No es la primera ni última vez que aviones son perseguidos e incluso atacados por extraños objetos voladores que luego desaparecieron a gran velocidad. En todo el mundo hay numerosos casos en los cuales los pilotos de aviones comerciales y de guerra, que fueron testigos directos y muy valiosos de encuentros cercanos.
Un caso similar
El 31 de enero de 1979 un avión Boeing 707 de carga de la línea aérea brasileña Varig, desapareció misteriosamente cuando efectuaba un vuelo que cubría la ruta Tokyo- Los Angeles, según informó el general Moacir Uchoa, quien es un destacado ufólogo e investigador en Brasil, luego que el avión fuera secuestrado por un extraño disco volador, que así se sumó al grupo de extrañas desapariciones ocurridas en esa década en distintos lugares del mundo.

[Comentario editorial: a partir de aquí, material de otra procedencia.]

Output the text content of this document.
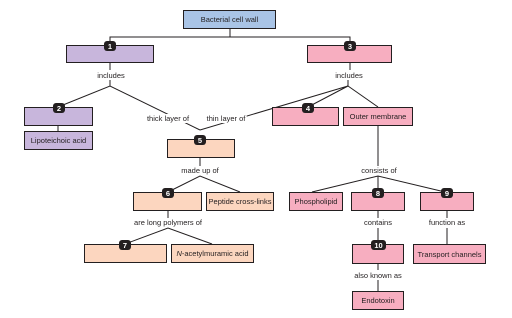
Bacterial cell wall
1	3
includes	includes
2
Lipoteichoic acid
thick layer of thin layer of
4
Outer membrane
5
made up of
6
Peptide cross-links
are long polymers of
7
N-acetylmuramic acid
consists of
Phospholipid
8	9
contains	function as
10
Transport channels
also known as
Endotoxin
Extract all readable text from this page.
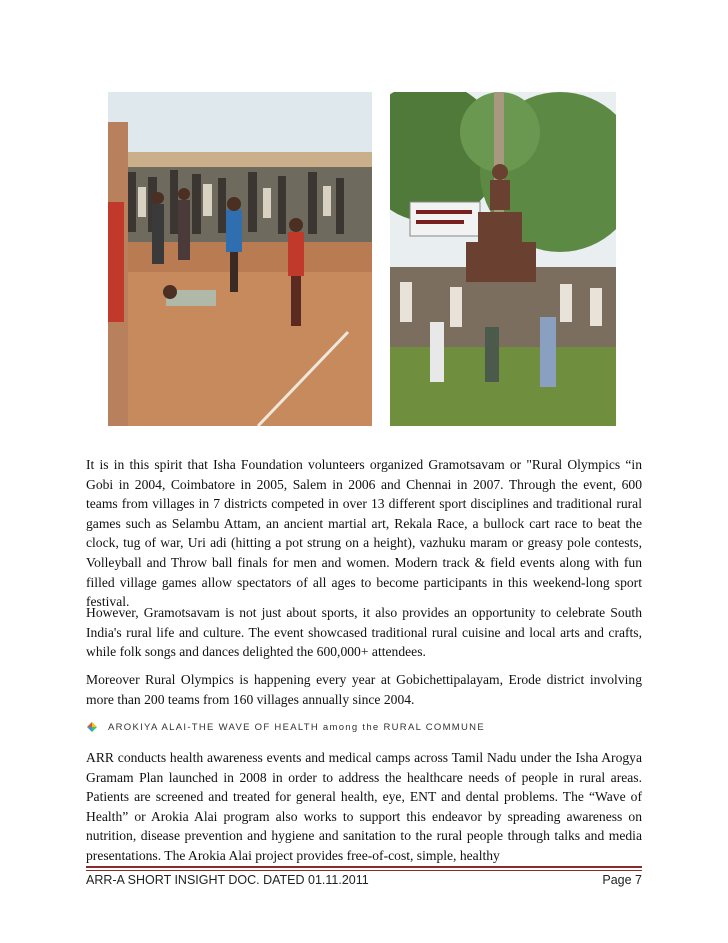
It is in this spirit that Isha Foundation volunteers organized Gramotsavam or "Rural Olympics “in Gobi in 2004, Coimbatore in 2005, Salem in 2006 and Chennai in 2007. Through the event, 600 teams from villages in 7 districts competed in over 13 different sport disciplines and traditional rural games such as Selambu Attam, an ancient martial art, Rekala Race, a bullock cart race to beat the clock, tug of war, Uri adi (hitting a pot strung on a height), vazhuku maram or greasy pole contests, Volleyball and Throw ball finals for men and women. Modern track & field events along with fun filled village games allow spectators of all ages to become participants in this weekend-long sport festival.

However, Gramotsavam is not just about sports, it also provides an opportunity to celebrate South India's rural life and culture. The event showcased traditional rural cuisine and local arts and crafts, while folk songs and dances delighted the 600,000+ attendees.

Moreover Rural Olympics is happening every year at Gobichettipalayam, Erode district involving more than 200 teams from 160 villages annually since 2004.

AROKIYA ALAI-THE WAVE OF HEALTH among the RURAL COMMUNE

ARR conducts health awareness events and medical camps across Tamil Nadu under the Isha Arogya Gramam Plan launched in 2008 in order to address the healthcare needs of people in rural areas. Patients are screened and treated for general health, eye, ENT and dental problems. The “Wave of Health” or Arokia Alai program also works to support this endeavor by spreading awareness on nutrition, disease prevention and hygiene and sanitation to the rural people through talks and media presentations. The Arokia Alai project provides free-of-cost, simple, healthy

ARR-A SHORT INSIGHT DOC. DATED 01.11.2011	Page 7
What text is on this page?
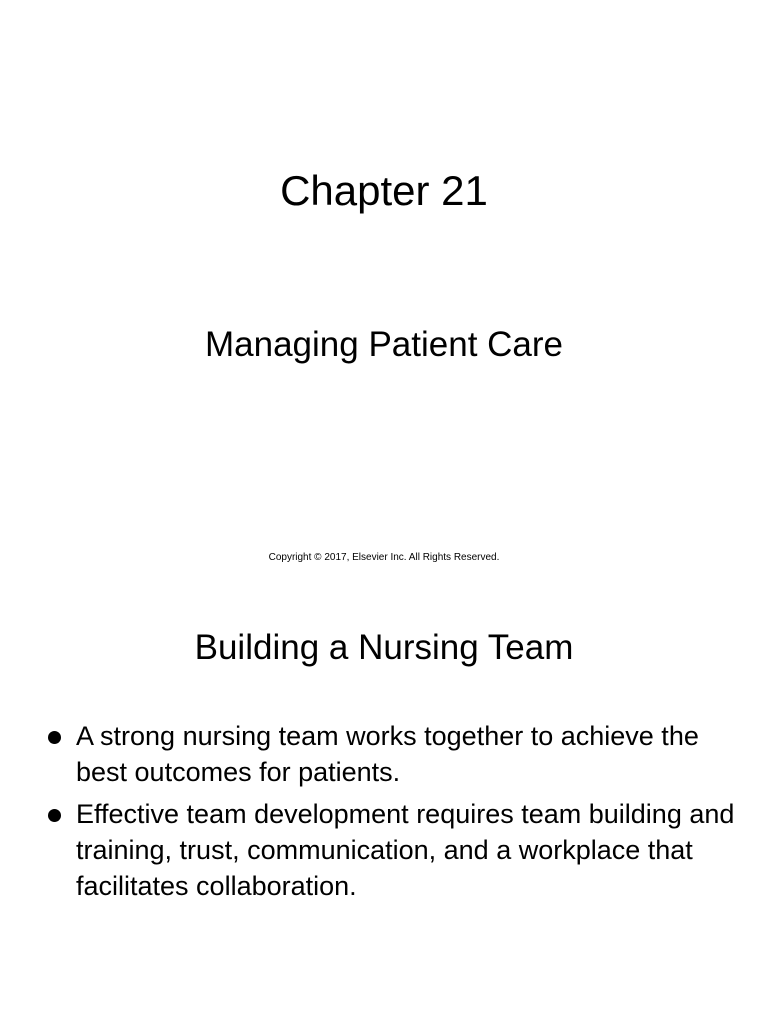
Chapter 21
Managing Patient Care

Copyright © 2017, Elsevier Inc. All Rights Reserved.

Building a Nursing Team
A strong nursing team works together to achieve the best outcomes for patients.
Effective team development requires team building and training, trust, communication, and a workplace that facilitates collaboration.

La pérdida del Boeing 707 de carga, fue muy comentada en Brasil y se inició una investigación por parte de las autoridades de Brasil y las japonesas, para determinar qué sucedió realmente con este avión. No se encontró ningún vestigio físico de la desaparición de avión y trascendió que en ese lapso hubo una serie de desapariciones de aviones en la década del 80, que luego se calmó hasta mediados de la década del 90.
Las autoridades japonesas así como las brasileñas, dieron por terminada la búsqueda luego de que no encontrara más evidencias físicas de la desaparición de los aviones, pero la realidad es que la desaparición de las aeronaves es innegable y la explicación que dan las autoridades no convence a muchos.